Speaking of Chanukah songs, there’s a reason that this one’s known as “The Chanukah Song.” On December 3, 1994, Adam Sandler pulled up to the “Weekend Update” desk to debut this ode to the Chosen People, dedicated to those young Jews who might “feel a little left out” during the Santa Claus saturation of the Christmas season. (After all, there’s only so many times you can listen to “I Have a Little Dreidel.”) Equipped with nothing more than an acoustic guitar and a CVS-receipt-length list of famous Jewish people (“Paul Newman’s half Jewish, Goldie Hawn’s half, too. Put them together, what a fine looking Jew!”), Sandler turned a novelty song into a legitimate holiday anthem that encompasses all of the “funukkah” of celebrating Chanukah.

It wasn’t a sketch so much as a sensation. Viral before viral was really a thing, this December ’06 digital short written by the Lonely Island (Andy Samberg, Jorma Taccone, and Akiva Schaffer) and performed by Samberg and host/musical guest Justin Timberlake might just be the first phallic-focused song to win an Emmy for Outstanding Original Music And Lyrics.

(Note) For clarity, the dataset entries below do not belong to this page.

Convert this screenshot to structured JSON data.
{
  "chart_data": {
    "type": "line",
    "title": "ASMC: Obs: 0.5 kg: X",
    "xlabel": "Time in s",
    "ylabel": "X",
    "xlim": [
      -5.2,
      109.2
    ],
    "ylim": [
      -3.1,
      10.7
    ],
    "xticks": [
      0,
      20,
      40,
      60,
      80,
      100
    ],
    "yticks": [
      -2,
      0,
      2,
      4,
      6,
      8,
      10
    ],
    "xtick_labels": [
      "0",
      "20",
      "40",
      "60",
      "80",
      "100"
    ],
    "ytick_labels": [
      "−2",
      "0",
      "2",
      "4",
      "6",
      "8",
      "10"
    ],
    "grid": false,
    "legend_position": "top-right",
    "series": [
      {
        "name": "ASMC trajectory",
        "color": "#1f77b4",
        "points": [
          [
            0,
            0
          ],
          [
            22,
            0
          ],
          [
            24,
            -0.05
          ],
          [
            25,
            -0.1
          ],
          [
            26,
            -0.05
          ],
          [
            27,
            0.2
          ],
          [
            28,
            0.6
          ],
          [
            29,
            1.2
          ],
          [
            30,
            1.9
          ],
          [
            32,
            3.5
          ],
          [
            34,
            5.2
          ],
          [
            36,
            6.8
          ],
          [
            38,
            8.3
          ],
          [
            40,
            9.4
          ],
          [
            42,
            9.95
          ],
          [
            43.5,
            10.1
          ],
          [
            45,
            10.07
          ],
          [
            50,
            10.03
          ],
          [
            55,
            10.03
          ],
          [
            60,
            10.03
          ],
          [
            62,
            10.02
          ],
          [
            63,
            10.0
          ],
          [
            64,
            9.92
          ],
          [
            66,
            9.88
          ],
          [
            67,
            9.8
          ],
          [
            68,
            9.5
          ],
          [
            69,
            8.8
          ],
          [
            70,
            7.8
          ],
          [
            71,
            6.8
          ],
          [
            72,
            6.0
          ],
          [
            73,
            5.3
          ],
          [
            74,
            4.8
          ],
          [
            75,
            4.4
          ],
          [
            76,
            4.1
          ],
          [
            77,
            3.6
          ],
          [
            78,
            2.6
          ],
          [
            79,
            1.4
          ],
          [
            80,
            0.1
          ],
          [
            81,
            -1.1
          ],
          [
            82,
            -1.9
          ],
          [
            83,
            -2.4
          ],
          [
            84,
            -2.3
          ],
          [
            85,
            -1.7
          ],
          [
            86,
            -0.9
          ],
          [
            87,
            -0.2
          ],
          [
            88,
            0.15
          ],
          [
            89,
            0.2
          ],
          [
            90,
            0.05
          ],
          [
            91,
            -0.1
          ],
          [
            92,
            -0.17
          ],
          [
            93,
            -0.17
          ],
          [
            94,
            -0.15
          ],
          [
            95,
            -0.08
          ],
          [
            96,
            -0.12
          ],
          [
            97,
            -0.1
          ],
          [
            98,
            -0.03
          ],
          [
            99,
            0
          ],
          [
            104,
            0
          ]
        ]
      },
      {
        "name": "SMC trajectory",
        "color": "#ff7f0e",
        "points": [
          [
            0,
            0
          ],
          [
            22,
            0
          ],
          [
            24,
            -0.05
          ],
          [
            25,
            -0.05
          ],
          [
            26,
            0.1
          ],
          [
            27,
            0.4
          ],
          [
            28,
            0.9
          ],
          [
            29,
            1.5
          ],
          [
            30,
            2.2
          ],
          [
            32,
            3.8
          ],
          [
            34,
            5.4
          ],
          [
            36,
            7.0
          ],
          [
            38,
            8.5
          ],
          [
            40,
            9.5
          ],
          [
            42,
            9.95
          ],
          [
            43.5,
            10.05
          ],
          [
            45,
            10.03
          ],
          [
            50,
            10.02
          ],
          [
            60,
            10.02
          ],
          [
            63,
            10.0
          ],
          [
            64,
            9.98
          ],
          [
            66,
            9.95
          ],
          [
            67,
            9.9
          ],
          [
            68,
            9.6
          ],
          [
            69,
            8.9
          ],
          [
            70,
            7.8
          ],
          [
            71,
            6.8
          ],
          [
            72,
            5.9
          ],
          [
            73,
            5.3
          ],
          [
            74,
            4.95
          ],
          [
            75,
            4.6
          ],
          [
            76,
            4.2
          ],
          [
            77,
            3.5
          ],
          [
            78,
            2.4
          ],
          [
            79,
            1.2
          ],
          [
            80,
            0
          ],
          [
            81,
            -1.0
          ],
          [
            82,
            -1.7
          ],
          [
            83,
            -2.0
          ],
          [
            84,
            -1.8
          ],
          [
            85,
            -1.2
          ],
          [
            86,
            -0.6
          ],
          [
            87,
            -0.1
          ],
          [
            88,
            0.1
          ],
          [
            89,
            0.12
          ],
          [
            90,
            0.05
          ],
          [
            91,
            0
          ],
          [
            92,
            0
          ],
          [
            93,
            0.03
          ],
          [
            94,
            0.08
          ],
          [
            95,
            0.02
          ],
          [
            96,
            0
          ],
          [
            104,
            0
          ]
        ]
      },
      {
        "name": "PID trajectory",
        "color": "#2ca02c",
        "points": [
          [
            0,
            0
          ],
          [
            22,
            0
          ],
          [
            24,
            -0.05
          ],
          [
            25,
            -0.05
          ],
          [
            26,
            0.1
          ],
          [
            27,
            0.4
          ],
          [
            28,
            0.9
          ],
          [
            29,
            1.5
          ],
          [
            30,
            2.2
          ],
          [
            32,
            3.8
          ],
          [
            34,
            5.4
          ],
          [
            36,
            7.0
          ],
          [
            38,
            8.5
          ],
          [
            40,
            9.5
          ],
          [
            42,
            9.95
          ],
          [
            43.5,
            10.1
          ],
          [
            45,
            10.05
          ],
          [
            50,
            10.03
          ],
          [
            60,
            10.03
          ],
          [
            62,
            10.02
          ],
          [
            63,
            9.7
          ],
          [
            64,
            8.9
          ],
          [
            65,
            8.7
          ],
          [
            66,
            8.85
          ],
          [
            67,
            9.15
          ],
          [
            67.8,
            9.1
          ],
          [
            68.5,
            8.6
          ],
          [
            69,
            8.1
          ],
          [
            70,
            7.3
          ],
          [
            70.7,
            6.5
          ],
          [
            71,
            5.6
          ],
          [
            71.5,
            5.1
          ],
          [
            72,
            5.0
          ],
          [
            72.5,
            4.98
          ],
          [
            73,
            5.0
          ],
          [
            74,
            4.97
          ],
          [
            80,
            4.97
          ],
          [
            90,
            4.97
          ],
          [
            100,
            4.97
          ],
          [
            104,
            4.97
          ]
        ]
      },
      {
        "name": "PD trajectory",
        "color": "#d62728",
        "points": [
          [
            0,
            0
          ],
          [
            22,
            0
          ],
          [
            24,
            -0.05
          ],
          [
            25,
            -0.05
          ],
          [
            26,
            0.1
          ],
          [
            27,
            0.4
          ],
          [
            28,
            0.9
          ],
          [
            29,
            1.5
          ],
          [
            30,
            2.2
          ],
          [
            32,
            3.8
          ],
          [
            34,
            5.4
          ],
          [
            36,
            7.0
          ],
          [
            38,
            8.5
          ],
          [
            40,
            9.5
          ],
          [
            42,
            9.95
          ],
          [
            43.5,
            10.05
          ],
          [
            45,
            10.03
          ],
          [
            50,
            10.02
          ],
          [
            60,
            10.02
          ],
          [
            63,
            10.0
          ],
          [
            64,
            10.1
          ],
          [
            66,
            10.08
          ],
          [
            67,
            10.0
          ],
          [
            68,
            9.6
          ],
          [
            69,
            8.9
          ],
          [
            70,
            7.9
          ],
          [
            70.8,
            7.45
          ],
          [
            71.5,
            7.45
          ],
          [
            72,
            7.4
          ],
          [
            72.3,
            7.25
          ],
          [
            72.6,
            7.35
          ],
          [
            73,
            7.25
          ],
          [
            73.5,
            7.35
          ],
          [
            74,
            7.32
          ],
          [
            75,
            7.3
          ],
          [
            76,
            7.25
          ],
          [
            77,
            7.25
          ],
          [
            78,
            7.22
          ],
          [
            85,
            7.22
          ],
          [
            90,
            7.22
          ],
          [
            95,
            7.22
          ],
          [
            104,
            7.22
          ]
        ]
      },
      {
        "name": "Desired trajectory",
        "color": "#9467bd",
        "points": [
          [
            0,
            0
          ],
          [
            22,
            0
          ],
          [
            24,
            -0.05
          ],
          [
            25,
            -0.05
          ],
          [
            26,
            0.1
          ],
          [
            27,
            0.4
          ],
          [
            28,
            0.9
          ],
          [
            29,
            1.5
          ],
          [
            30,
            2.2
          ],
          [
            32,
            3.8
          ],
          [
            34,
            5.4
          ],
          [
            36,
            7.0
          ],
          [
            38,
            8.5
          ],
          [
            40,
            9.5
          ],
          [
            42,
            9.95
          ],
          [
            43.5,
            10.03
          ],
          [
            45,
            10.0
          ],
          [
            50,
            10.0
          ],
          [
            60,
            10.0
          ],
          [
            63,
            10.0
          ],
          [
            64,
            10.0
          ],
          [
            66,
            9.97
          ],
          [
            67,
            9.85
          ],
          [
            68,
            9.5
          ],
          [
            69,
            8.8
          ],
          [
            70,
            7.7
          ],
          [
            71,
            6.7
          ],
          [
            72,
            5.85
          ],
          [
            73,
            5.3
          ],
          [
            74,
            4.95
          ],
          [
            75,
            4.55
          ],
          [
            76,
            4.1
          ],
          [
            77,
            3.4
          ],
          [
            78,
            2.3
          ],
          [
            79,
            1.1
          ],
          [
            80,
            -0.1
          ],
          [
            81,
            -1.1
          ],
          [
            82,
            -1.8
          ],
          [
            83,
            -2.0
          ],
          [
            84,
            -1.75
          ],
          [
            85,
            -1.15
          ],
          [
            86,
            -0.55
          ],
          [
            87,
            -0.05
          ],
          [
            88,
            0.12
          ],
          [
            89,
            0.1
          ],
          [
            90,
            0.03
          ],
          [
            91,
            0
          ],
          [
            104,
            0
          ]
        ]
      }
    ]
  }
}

The tune itself is seeped in R-rated raunchiness (the FCC bleeped the word “dick” 16 times during the original broadcast) and deliriously dumb lyrics (“It’s easy to do, just follow these steps: 1. Cut a hole in a box. 2. Put your junk in that box. 3. Make her open the box. And that’s the way you do it!”). But it’s the instantly iconic video—a period-perfect clip that sees Samberg and Timberlake as a heavily goateed, early ’90s R&B duo crooning about giving their gift-wrapped wieners to their girlfriends for Christmas—that cemented its greatness in the sketch-comedy pantheon.